In [1]:
import pandas as pd

# Load data (adjust path if needed)
url = "https://archive.ics.uci.edu/ml/machine-learning-databases/mushroom/agaricus-lepiota.data"
df = pd.read_csv(url, header=None)

# Add column names (from UCI description)
columns = [
    "class", "cap-shape", "cap-surface", "cap-color", "bruises", "odor",
    "gill-attachment", "gill-spacing", "gill-size", "gill-color", "stalk-shape",
    "stalk-root", "stalk-surface-above-ring", "stalk-surface-below-ring",
    "stalk-color-above-ring", "stalk-color-below-ring", "veil-type", "veil-color",
    "ring-number", "ring-type", "spore-print-color", "population", "habitat"
]
df.columns = columns

# Display first 5 rows
df.head()

Unnamed: 0,class,cap-shape,cap-surface,cap-color,bruises,odor,gill-attachment,gill-spacing,gill-size,gill-color,...,stalk-surface-below-ring,stalk-color-above-ring,stalk-color-below-ring,veil-type,veil-color,ring-number,ring-type,spore-print-color,population,habitat
0,p,x,s,n,t,p,f,c,n,k,...,s,w,w,p,w,o,p,k,s,u
1,e,x,s,y,t,a,f,c,b,k,...,s,w,w,p,w,o,p,n,n,g
2,e,b,s,w,t,l,f,c,b,n,...,s,w,w,p,w,o,p,n,n,m
3,p,x,y,w,t,p,f,c,n,n,...,s,w,w,p,w,o,p,k,s,u
4,e,x,s,g,f,n,f,w,b,k,...,s,w,w,p,w,o,e,n,a,g


In [3]:
# Encode target (class: e=0, p=1)
df["class"] = df["class"].map({"e": 0, "p": 1})
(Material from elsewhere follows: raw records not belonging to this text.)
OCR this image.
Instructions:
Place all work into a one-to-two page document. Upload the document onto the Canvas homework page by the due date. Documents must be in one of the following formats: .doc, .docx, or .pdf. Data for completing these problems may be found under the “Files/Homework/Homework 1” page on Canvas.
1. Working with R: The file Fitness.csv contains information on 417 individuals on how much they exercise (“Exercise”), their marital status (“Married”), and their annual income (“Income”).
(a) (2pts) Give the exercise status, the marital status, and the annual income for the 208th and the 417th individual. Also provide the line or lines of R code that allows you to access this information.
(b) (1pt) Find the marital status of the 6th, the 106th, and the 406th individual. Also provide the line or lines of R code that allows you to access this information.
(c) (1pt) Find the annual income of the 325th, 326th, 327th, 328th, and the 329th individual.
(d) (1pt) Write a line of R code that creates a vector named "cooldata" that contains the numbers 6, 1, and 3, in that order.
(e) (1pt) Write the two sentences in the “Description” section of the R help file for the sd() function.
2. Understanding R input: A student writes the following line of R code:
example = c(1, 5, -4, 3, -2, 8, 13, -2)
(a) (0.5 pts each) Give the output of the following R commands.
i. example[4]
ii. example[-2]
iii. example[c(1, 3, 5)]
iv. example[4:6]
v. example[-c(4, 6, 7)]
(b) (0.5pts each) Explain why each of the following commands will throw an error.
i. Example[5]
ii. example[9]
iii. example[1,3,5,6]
# Select predictors: odor + one other (e.g., gill-color)
predictors = ["odor", "gill-color"]  # Change if needed
X = pd.get_dummies(df[predictors])  # One-hot encoding
y = df["class"]  # Target

# Check encoded features
X.head()

Unnamed: 0,odor_a,odor_c,odor_f,odor_l,odor_m,odor_n,odor_p,odor_s,odor_y,gill-color_b,...,gill-color_g,gill-color_h,gill-color_k,gill-color_n,gill-color_o,gill-color_p,gill-color_r,gill-color_u,gill-color_w,gill-color_y
0,False,False,False,False,False,False,True,False,False,False,...,False,False,True,False,False,False,False,False,False,False
1,True,False,False,False,False,False,False,False,False,False,...,False,False,True,False,False,False,False,False,False,False
2,False,False,False,True,False,False,False,False,False,False,...,False,False,False,True,False,False,False,False,False,False
3,False,False,False,False,False,False,True,False,False,False,...,False,False,False,True,False,False,False,False,False,False
4,False,False,False,False,False,True,False,False,False,False,...,False,False,True,False,False,False,False,False,False,False


In [5]:
from sklearn.model_selection import train_test_split
from sklearn.linear_model import LogisticRegression
from sklearn.metrics import accuracy_score

# Split data (80% train, 20% test)
X_train, X_test, y_train, y_test = train_test_split(X, y, test_size=0.2, random_state=42)

# Train model
model = LogisticRegression()
model.fit(X_train, y_train)

# Predict and evaluate
y_pred = model.predict(X_test)
accuracy = accuracy_score(y_test, y_pred)
print(f"Accuracy: {accuracy:.2f}")

Accuracy: 0.99


In [7]:
# Test odor only
X_odor = pd.get_dummies(df[["odor"]])
X_train, X_test, y_train, y_test = train_test_split(X_odor, y, test_size=0.2, random_state=42)
model.fit(X_train, y_train)
accuracy_odor = accuracy_score(y_test, model.predict(X_test))

# Test gill-color only (or your chosen column)
X_gill = pd.get_dummies(df[["gill-color"]])
X_train, X_test, y_train, y_test = train_test_split(X_gill, y, test_size=0.2, random_state=42)
model.fit(X_train, y_train)
accuracy_gill = accuracy_score(y_test, model.predict(X_test))

print(f"Odor accuracy: {accuracy_odor:.2f}")
print(f"Gill-color accuracy: {accuracy_gill:.2f}")

Odor accuracy: 0.98
Gill-color accuracy: 0.81


## Conclusions  
- **Odor** is a stronger predictor of mushroom poisoning (`accuracy=0.98`) compared to `gill-color` (`accuracy=0.81`).  
- Recommendations:  
  - Explore other classifiers (e.g., Random Forest).  
  - Include more features to improve robustness.